F. Baldassari, 'Giovan Battista Vanni', Il Seicento Fiorentino. Arte a Firenze da Ferdinando I a Cosimo III. Biografie, exhibition catalogue, Florence, 1986, p. 181.
Special notice
No VAT will be charged on the hammer price, but VAT at 15% will be added to the buyer's premium which is invoiced on a VAT inclusive basis.

Lot Essay

Giovanni Battista Vanni first studied with Aurelio Lomi and Matteo Rosselli. He then entered the 'Accademia' of Jacopo da Empoli, where he learnt to draw 'non solo con franchezza, ma con pulitezza e leggiadria', as stated by the biographer Francesco Baldinucci (Notizie dei Professori del Disegno da Cimabue in qua..., Florence, ed. 1846, p. 546). Soon afterwards he studied with Cristofano Allori. and Giovanni Bilivert. The Miracle of Saint Benedictus (Carrara, Cassa di Risparmio) is his first known painting, dateable to circa 1620. At about this time, he collaborated with Matteo Rosselli, notably on the Casino Mediceo, working closely with Jacopo Vignali and Domenico Pugliani. Around Easter 1624, Vanni was recorded in Rome, with Riminaldi, Vouet and Poussin and by 1629 he was in Parma, busy copying and studying Correggio and engraving all the frescoes of the dome of the Duomo, before returning to Rome in 1630.
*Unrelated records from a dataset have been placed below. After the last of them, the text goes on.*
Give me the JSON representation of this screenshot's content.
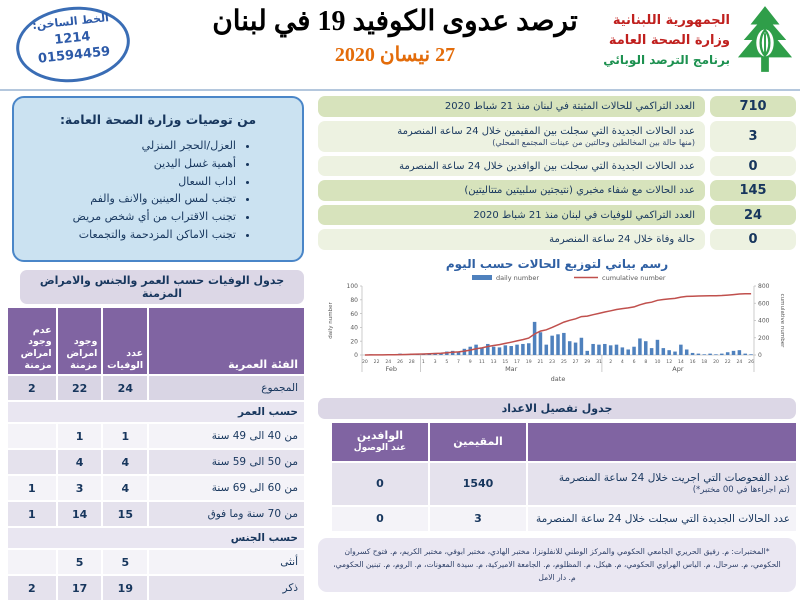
{
  "colors": {
    "accent_blue": "#2e5fa3",
    "box_blue_bg": "#cbe2f1",
    "box_blue_border": "#4a86c8",
    "green_row_dark": "#d7e3bc",
    "green_row_light": "#edf2e1",
    "purple_header": "#8064a2",
    "lavender_bar": "#dcd7e6",
    "navy_text": "#17365d",
    "red_brand": "#c0201e",
    "green_brand": "#1d9150",
    "orange_date": "#e36c0a",
    "bar_blue": "#4f81bd",
    "line_red": "#c0504d"
  },
  "header": {
    "title": "ترصد عدوى الكوفيد 19 في لبنان",
    "date": "27 نيسان 2020",
    "hotline": {
      "label": "الخط الساخن:",
      "number_short": "1214",
      "number_long": "01594459"
    },
    "ministry": {
      "line1": "الجمهورية اللبنانية",
      "line2": "وزارة الصحة العامة",
      "line3": "برنامج الترصد الوبائي",
      "logo": "lebanon-cedar-hand-emblem"
    }
  },
  "recommendations": {
    "title": "من توصيات وزارة الصحة العامة:",
    "items": [
      "العزل/الحجر المنزلي",
      "أهمية غسل اليدين",
      "اداب السعال",
      "تجنب لمس العينين والانف والفم",
      "تجنب الاقتراب من أي شخص مريض",
      "تجنب الاماكن المزدحمة والتجمعات"
    ]
  },
  "stats": [
    {
      "value": "710",
      "label": "العدد التراكمي للحالات المثبتة في لبنان منذ 21 شباط 2020",
      "sub": "",
      "tone": "dark"
    },
    {
      "value": "3",
      "label": "عدد الحالات الجديدة التي سجلت بين المقيمين خلال 24 ساعة المنصرمة",
      "sub": "(منها حالة بين المخالطين وحالتين من عينات المجتمع المحلي)",
      "tone": "light"
    },
    {
      "value": "0",
      "label": "عدد الحالات الجديدة التي سجلت بين الوافدين خلال 24 ساعة المنصرمة",
      "sub": "",
      "tone": "light"
    },
    {
      "value": "145",
      "label": "عدد الحالات مع شفاء مخبري (نتيجتين سلبيتين متتاليتين)",
      "sub": "",
      "tone": "dark"
    },
    {
      "value": "24",
      "label": "العدد التراكمي للوفيات في لبنان منذ 21 شباط 2020",
      "sub": "",
      "tone": "dark"
    },
    {
      "value": "0",
      "label": "حالة وفاة خلال 24 ساعة المنصرمة",
      "sub": "",
      "tone": "light"
    }
  ],
  "deaths_table": {
    "title": "جدول الوفيات حسب العمر والجنس والامراض المزمنة",
    "headers": [
      "الفئة العمرية",
      "عدد الوفيات",
      "وجود امراض مزمنة",
      "عدم وجود امراض مزمنة"
    ],
    "rows": [
      {
        "type": "data",
        "label": "المجموع",
        "deaths": "24",
        "chronic": "22",
        "no_chronic": "2",
        "shade": "dark"
      },
      {
        "type": "section",
        "label": "حسب العمر"
      },
      {
        "type": "data",
        "label": "من 40 الى 49 سنة",
        "deaths": "1",
        "chronic": "1",
        "no_chronic": "",
        "shade": "light"
      },
      {
        "type": "data",
        "label": "من 50 الى 59 سنة",
        "deaths": "4",
        "chronic": "4",
        "no_chronic": "",
        "shade": "mid"
      },
      {
        "type": "data",
        "label": "من 60 الى 69 سنة",
        "deaths": "4",
        "chronic": "3",
        "no_chronic": "1",
        "shade": "light"
      },
      {
        "type": "data",
        "label": "من 70 سنة وما فوق",
        "deaths": "15",
        "chronic": "14",
        "no_chronic": "1",
        "shade": "mid"
      },
      {
        "type": "section",
        "label": "حسب الجنس"
      },
      {
        "type": "data",
        "label": "أنثى",
        "deaths": "5",
        "chronic": "5",
        "no_chronic": "",
        "shade": "light"
      },
      {
        "type": "data",
        "label": "ذكر",
        "deaths": "19",
        "chronic": "17",
        "no_chronic": "2",
        "shade": "mid"
      }
    ]
  },
  "chart_data": {
    "type": "combo",
    "title": "رسم بياني لتوزيع الحالات حسب اليوم",
    "xlabel": "date",
    "ylabel_left": "daily number",
    "ylabel_right": "cumulative number",
    "ylim_left": [
      0,
      100
    ],
    "ylim_right": [
      0,
      800
    ],
    "yticks_left": [
      0,
      20,
      40,
      60,
      80,
      100
    ],
    "yticks_right": [
      0,
      200,
      400,
      600,
      800
    ],
    "legend": [
      "daily number",
      "cumulative number"
    ],
    "grid": false,
    "legend_position": "top-center",
    "colors": {
      "bar": "#4f81bd",
      "line": "#c0504d"
    },
    "month_groups": [
      {
        "label": "Feb",
        "start": 20,
        "count": 10
      },
      {
        "label": "Mar",
        "start": 1,
        "count": 31
      },
      {
        "label": "Apr",
        "start": 1,
        "count": 26
      }
    ],
    "series": [
      {
        "name": "daily number",
        "type": "bar",
        "values": [
          0,
          1,
          0,
          0,
          1,
          1,
          2,
          1,
          2,
          2,
          2,
          2,
          3,
          3,
          5,
          6,
          5,
          9,
          12,
          15,
          10,
          16,
          12,
          11,
          14,
          13,
          15,
          16,
          17,
          48,
          33,
          15,
          28,
          30,
          32,
          20,
          18,
          25,
          6,
          16,
          15,
          16,
          14,
          15,
          11,
          8,
          12,
          24,
          20,
          10,
          22,
          10,
          7,
          5,
          15,
          8,
          3,
          2,
          1,
          2,
          1,
          2,
          4,
          6,
          7,
          2,
          1
        ],
        "note": "estimated from bar heights, Feb 20 - Apr 26"
      },
      {
        "name": "cumulative number",
        "type": "line",
        "derived": "running_sum_of_daily",
        "final_value": 710
      }
    ]
  },
  "details_table": {
    "title": "جدول تفصيل الاعداد",
    "headers": {
      "residents": "المقيمين",
      "arrivals_line1": "الوافدين",
      "arrivals_line2": "عند الوصول"
    },
    "rows": [
      {
        "label": "عدد الفحوصات التي اجريت خلال 24 ساعة المنصرمة",
        "sub": "(تم اجراءها في 00 مختبر*)",
        "residents": "1540",
        "arrivals": "0"
      },
      {
        "label": "عدد الحالات الجديدة التي سجلت خلال 24 ساعة المنصرمة",
        "sub": "",
        "residents": "3",
        "arrivals": "0"
      }
    ]
  },
  "footnote": {
    "text": "*المختبرات: م. رفيق الحريري الجامعي الحكومي والمركز الوطني للانفلونزا، مختبر الهادي، مختبر ابوفي، مختبر الكريم، م. فتوح كسروان الحكومي، م. سرحال، م. الياس الهراوي الحكومي، م. هيكل، م. المظلوم، م. الجامعة الاميركية، م. سيدة المعونات، م. الروم، م. تبنين الحكومي، م. دار الامل"
  }
}
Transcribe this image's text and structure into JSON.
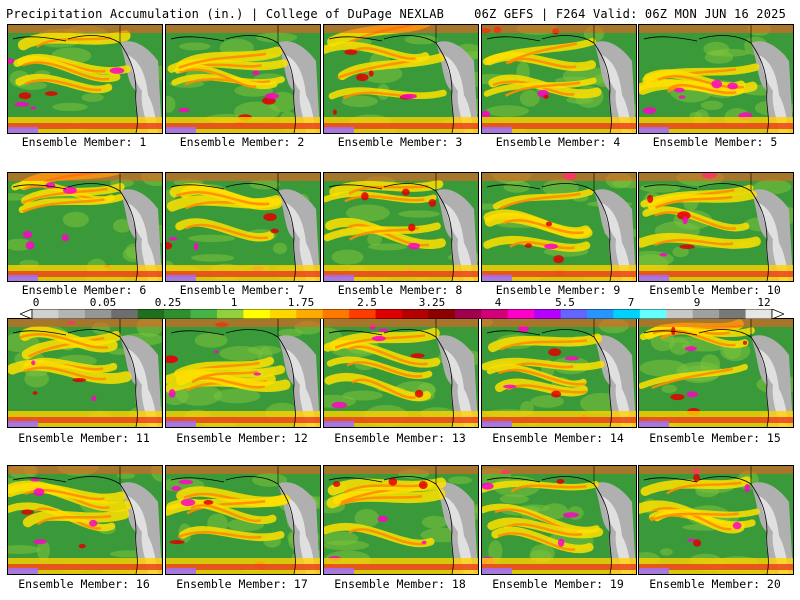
{
  "header": {
    "title": "Precipitation Accumulation (in.) | College of DuPage NEXLAB",
    "run_info": "06Z GEFS | F264 Valid: 06Z MON JUN 16 2025"
  },
  "legend": {
    "tick_labels": [
      "0",
      "0.05",
      "0.25",
      "1",
      "1.75",
      "2.5",
      "3.25",
      "4",
      "5.5",
      "7",
      "9",
      "12"
    ],
    "colors": [
      "#d0d0d0",
      "#b4b4b4",
      "#969696",
      "#6e6e6e",
      "#1f6f1f",
      "#2f8f2f",
      "#45b445",
      "#8fd23c",
      "#ffff00",
      "#ffd700",
      "#ffaa00",
      "#ff7800",
      "#ff3c00",
      "#dc0000",
      "#b40000",
      "#8c0000",
      "#a00050",
      "#d20078",
      "#ff00c8",
      "#b400ff",
      "#6464ff",
      "#2894ff",
      "#00d2ff",
      "#64ffff",
      "#c8c8c8",
      "#a0a0a0",
      "#787878",
      "#e6e6e6"
    ]
  },
  "panels": [
    {
      "caption": "Ensemble Member: 1"
    },
    {
      "caption": "Ensemble Member: 2"
    },
    {
      "caption": "Ensemble Member: 3"
    },
    {
      "caption": "Ensemble Member: 4"
    },
    {
      "caption": "Ensemble Member: 5"
    },
    {
      "caption": "Ensemble Member: 6"
    },
    {
      "caption": "Ensemble Member: 7"
    },
    {
      "caption": "Ensemble Member: 8"
    },
    {
      "caption": "Ensemble Member: 9"
    },
    {
      "caption": "Ensemble Member: 10"
    },
    {
      "caption": "Ensemble Member: 11"
    },
    {
      "caption": "Ensemble Member: 12"
    },
    {
      "caption": "Ensemble Member: 13"
    },
    {
      "caption": "Ensemble Member: 14"
    },
    {
      "caption": "Ensemble Member: 15"
    },
    {
      "caption": "Ensemble Member: 16"
    },
    {
      "caption": "Ensemble Member: 17"
    },
    {
      "caption": "Ensemble Member: 18"
    },
    {
      "caption": "Ensemble Member: 19"
    },
    {
      "caption": "Ensemble Member: 20"
    }
  ]
}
Francesca Baldassari (loc. cit.) dates the present painting, which she describes as Correggesque although anticipating the atmospheric spirit of Pietro da Cortona, whom he met in 1637, to the beginning of the 1630s. From 1632 onwards, Vanni worked in Florence with both Orazio Fidani and Mario Balassi.

We are grateful to Francesca Baldassari for confirming the attribution to Giovanni Battista Vanni after inspection of the original.